Wednesday, November 16, 2005

Ghosts

Yesterday afternoon I stayed back from campus in order to pray for my teammates and their time on campus. While I was sitting on the rocks along the Moda shoreline, I saw what appeared to be a large layer of scum floating atop the water. Because the Bosphorus is filled with all kinds of junk, I shrugged it off. But upon closer inspection, I noticed it was actually a large school of jellyfish. Yup, the Bosphorus is chock-full of these guys. Now, being a biology teacher, I am absolutely fascinated by them, and I eagerly search for jellyfish every day on the boat. There are two types I see here: a large (10-14"), dense one with purple gossamer lacework along its edges, and a smaller (5-8"), more translucent and less-featured variety.


In the jet-black water, their translucent whitishness stood in stark contrast. Gliding smoothly as they were gently lifted and set down again by the incoming waves, they appeared to me as if they were scores of ghosts floating through the moonlight night. It was both an eerie, haunting sight, and yet it possessed a strange beauty that beckoned me to draw ever nearer. I probably watched them for ten minutes. (Sad, huh, how to us Americans that's a long time.) If it weren't for the steep, wet, algae-covered rocks and my uncertainty as to their harmlessness (although they were tentacle-free), I would surely have ventured into the Sea of Marmara to grab one and examine its delicate features.

Upon seeing a similarly beautiful sight of a frenzy of sharks, author Annie Dillard wrote: "We don't know what's going on here. If these tremendous events are random combinations of matter run amok, the yield of millions of monkeys at millions of typewriters, then what is it in us, hammered out of those same typewriteres, that they ignite? We don't know. Our life is a faint tracing on the surface of mystery, like the idle, curved tunnels of leaf miners on the face of a leaf" (Pilgrim at Tinker Creek, pp. 10-11).
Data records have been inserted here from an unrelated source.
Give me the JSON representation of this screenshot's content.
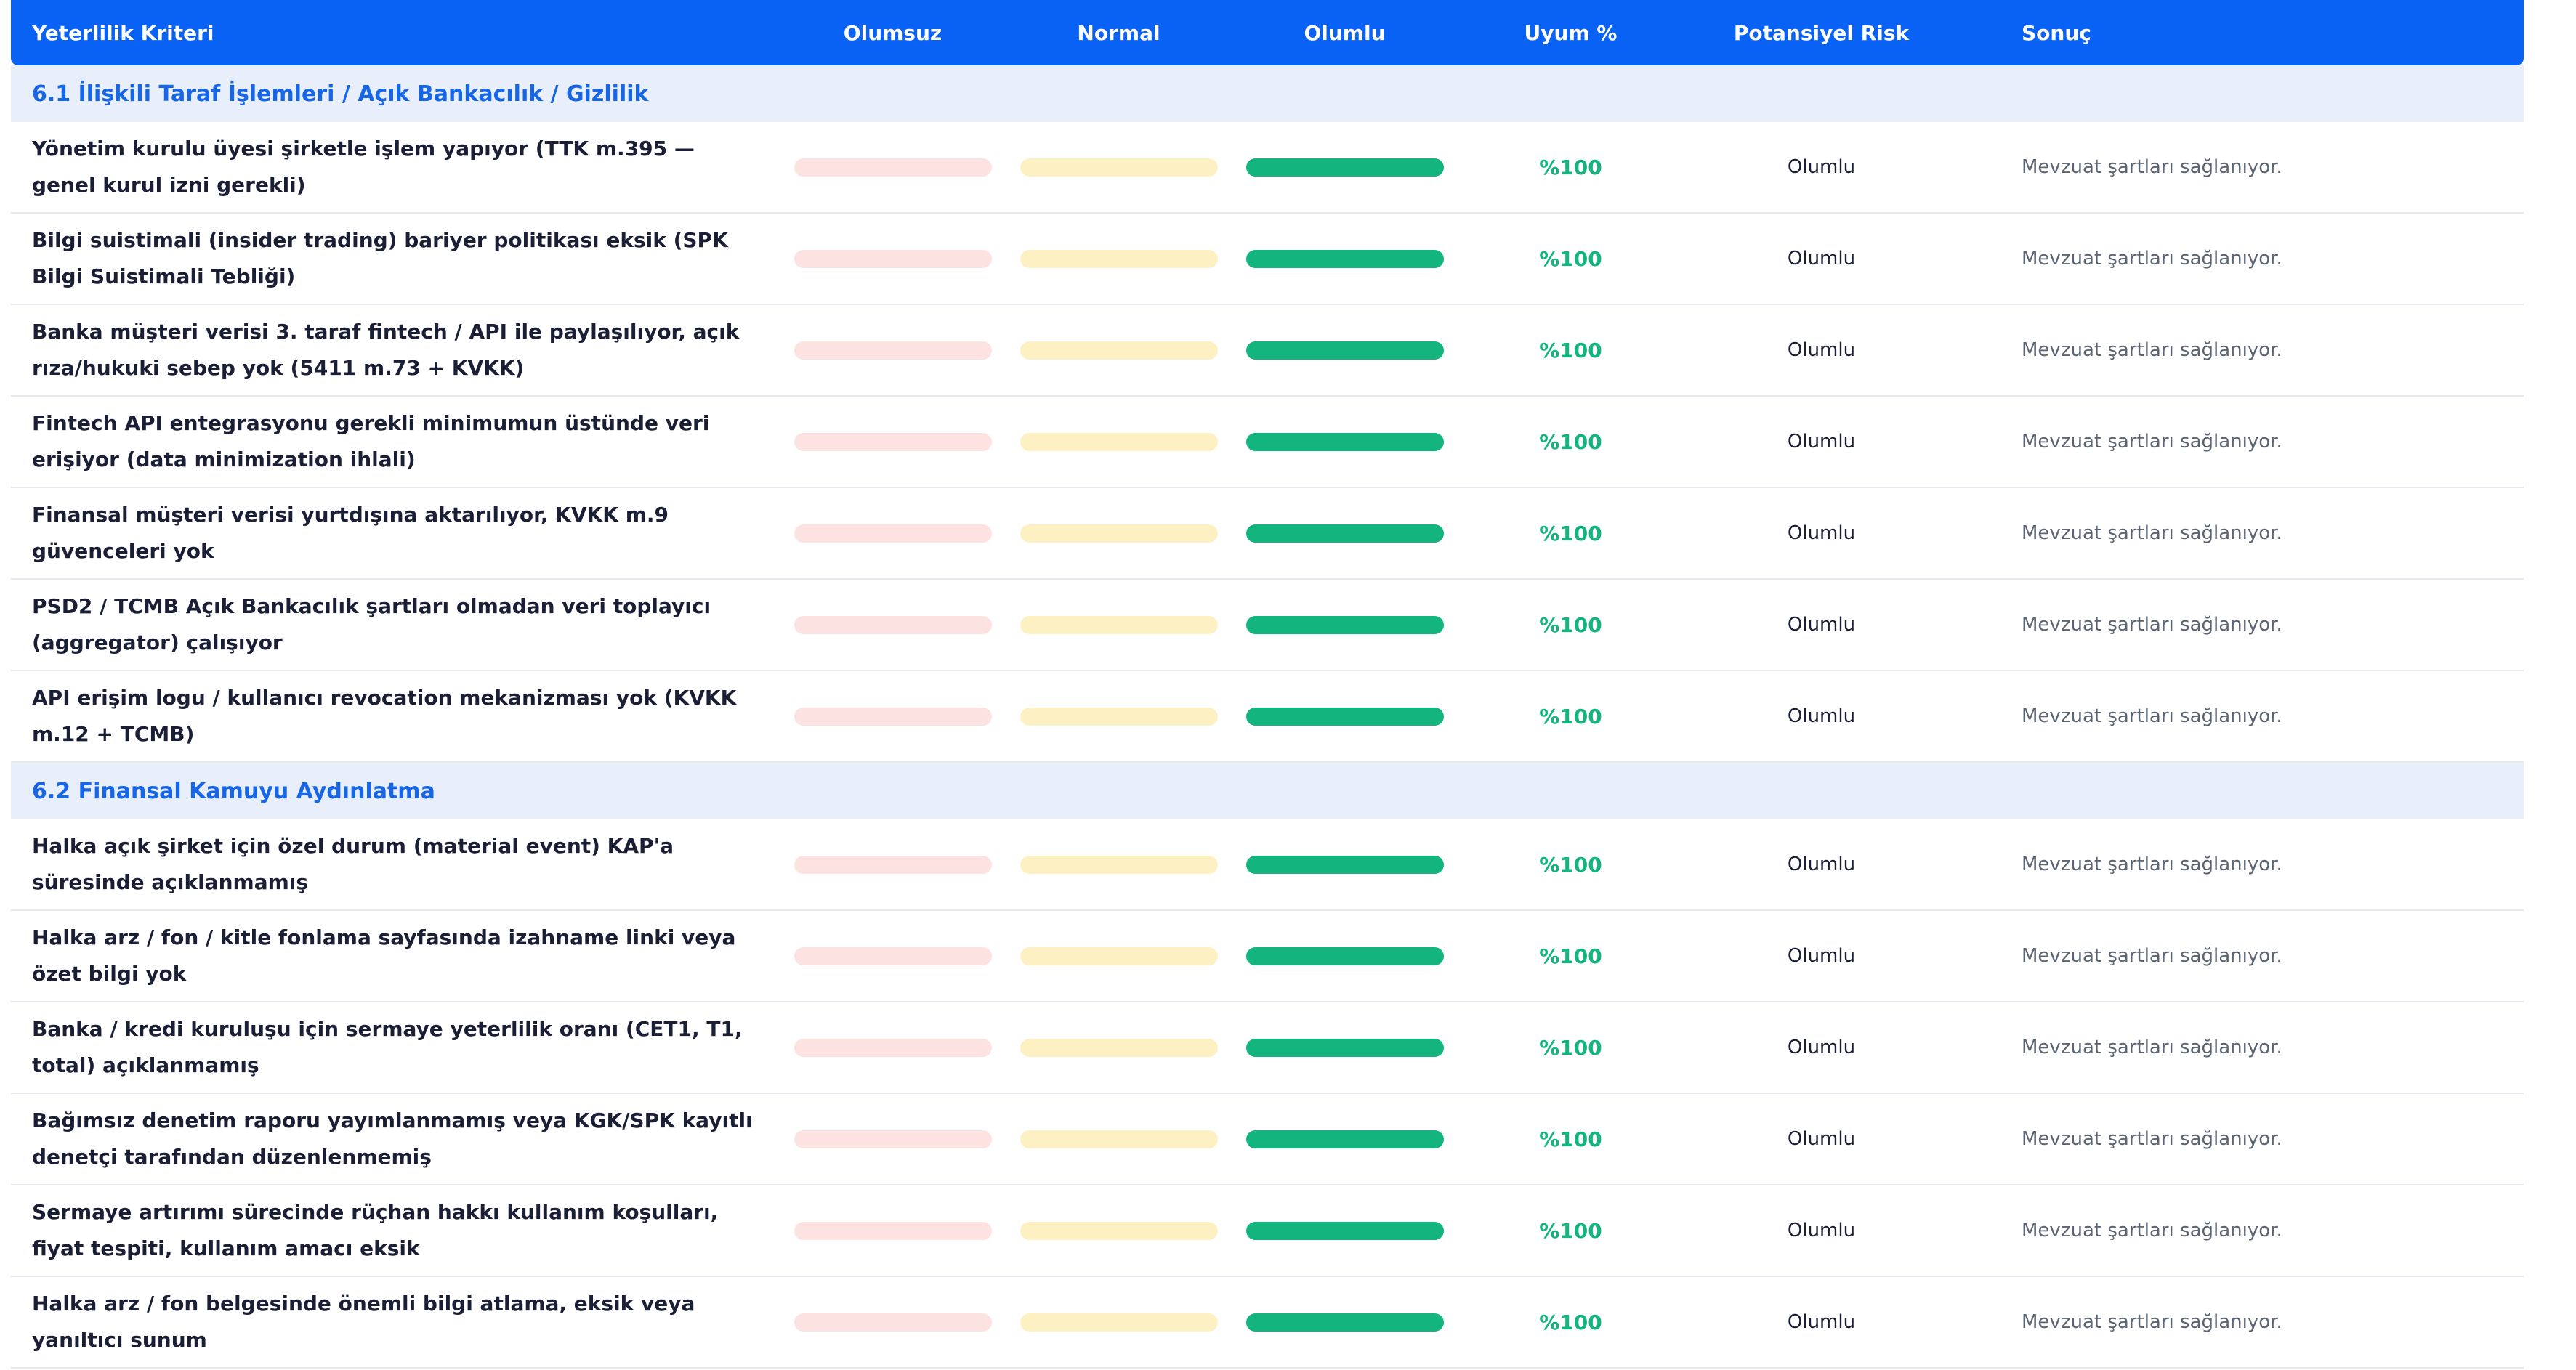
{
  "header": {
    "criteria": "Yeterlilik Kriteri",
    "negative": "Olumsuz",
    "normal": "Normal",
    "positive": "Olumlu",
    "compliance": "Uyum %",
    "risk": "Potansiyel Risk",
    "result": "Sonuç"
  },
  "colors": {
    "header_bg": "#0a62f4",
    "section_text": "#1666e6",
    "negative_bar": "#fde2e2",
    "normal_bar": "#fdf1c4",
    "positive_bar": "#14b47e"
  },
  "sections": [
    {
      "title": "6.1 İlişkili Taraf İşlemleri / Açık Bankacılık / Gizlilik",
      "rows": [
        {
          "criterion": "Yönetim kurulu üyesi şirketle işlem yapıyor (TTK m.395 — genel kurul izni gerekli)",
          "status": "positive",
          "compliance": "%100",
          "risk": "Olumlu",
          "result": "Mevzuat şartları sağlanıyor."
        },
        {
          "criterion": "Bilgi suistimali (insider trading) bariyer politikası eksik (SPK Bilgi Suistimali Tebliği)",
          "status": "positive",
          "compliance": "%100",
          "risk": "Olumlu",
          "result": "Mevzuat şartları sağlanıyor."
        },
        {
          "criterion": "Banka müşteri verisi 3. taraf fintech / API ile paylaşılıyor, açık rıza/hukuki sebep yok (5411 m.73 + KVKK)",
          "status": "positive",
          "compliance": "%100",
          "risk": "Olumlu",
          "result": "Mevzuat şartları sağlanıyor."
        },
        {
          "criterion": "Fintech API entegrasyonu gerekli minimumun üstünde veri erişiyor (data minimization ihlali)",
          "status": "positive",
          "compliance": "%100",
          "risk": "Olumlu",
          "result": "Mevzuat şartları sağlanıyor."
        },
        {
          "criterion": "Finansal müşteri verisi yurtdışına aktarılıyor, KVKK m.9 güvenceleri yok",
          "status": "positive",
          "compliance": "%100",
          "risk": "Olumlu",
          "result": "Mevzuat şartları sağlanıyor."
        },
        {
          "criterion": "PSD2 / TCMB Açık Bankacılık şartları olmadan veri toplayıcı (aggregator) çalışıyor",
          "status": "positive",
          "compliance": "%100",
          "risk": "Olumlu",
          "result": "Mevzuat şartları sağlanıyor."
        },
        {
          "criterion": "API erişim logu / kullanıcı revocation mekanizması yok (KVKK m.12 + TCMB)",
          "status": "positive",
          "compliance": "%100",
          "risk": "Olumlu",
          "result": "Mevzuat şartları sağlanıyor."
        }
      ]
    },
    {
      "title": "6.2 Finansal Kamuyu Aydınlatma",
      "rows": [
        {
          "criterion": "Halka açık şirket için özel durum (material event) KAP'a süresinde açıklanmamış",
          "status": "positive",
          "compliance": "%100",
          "risk": "Olumlu",
          "result": "Mevzuat şartları sağlanıyor."
        },
        {
          "criterion": "Halka arz / fon / kitle fonlama sayfasında izahname linki veya özet bilgi yok",
          "status": "positive",
          "compliance": "%100",
          "risk": "Olumlu",
          "result": "Mevzuat şartları sağlanıyor."
        },
        {
          "criterion": "Banka / kredi kuruluşu için sermaye yeterlilik oranı (CET1, T1, total) açıklanmamış",
          "status": "positive",
          "compliance": "%100",
          "risk": "Olumlu",
          "result": "Mevzuat şartları sağlanıyor."
        },
        {
          "criterion": "Bağımsız denetim raporu yayımlanmamış veya KGK/SPK kayıtlı denetçi tarafından düzenlenmemiş",
          "status": "positive",
          "compliance": "%100",
          "risk": "Olumlu",
          "result": "Mevzuat şartları sağlanıyor."
        },
        {
          "criterion": "Sermaye artırımı sürecinde rüçhan hakkı kullanım koşulları, fiyat tespiti, kullanım amacı eksik",
          "status": "positive",
          "compliance": "%100",
          "risk": "Olumlu",
          "result": "Mevzuat şartları sağlanıyor."
        },
        {
          "criterion": "Halka arz / fon belgesinde önemli bilgi atlama, eksik veya yanıltıcı sunum",
          "status": "positive",
          "compliance": "%100",
          "risk": "Olumlu",
          "result": "Mevzuat şartları sağlanıyor."
        }
      ]
    }
  ]
}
That same logic ran through my mind two years ago while watching the sun set in Ocean City, NJ: If all we are is the product of a process and not a Person, from where does our ability to see and long for beauty come? And if my life is dictated, ultimately, by the rules of the 'survival-of-the-fittest' game, why didn't I instinctively shrink back from the potentially harmful marine life I observed today? If there is no creator of this world, it would require the denila of all I have ever felt upon hearing the sound of a November wind or upon feeling the coolness of the morning dew upon my bare feet, upon watching damselflies mate or spiders spinning their webs in hopes of catching a passerby unawares. God must be.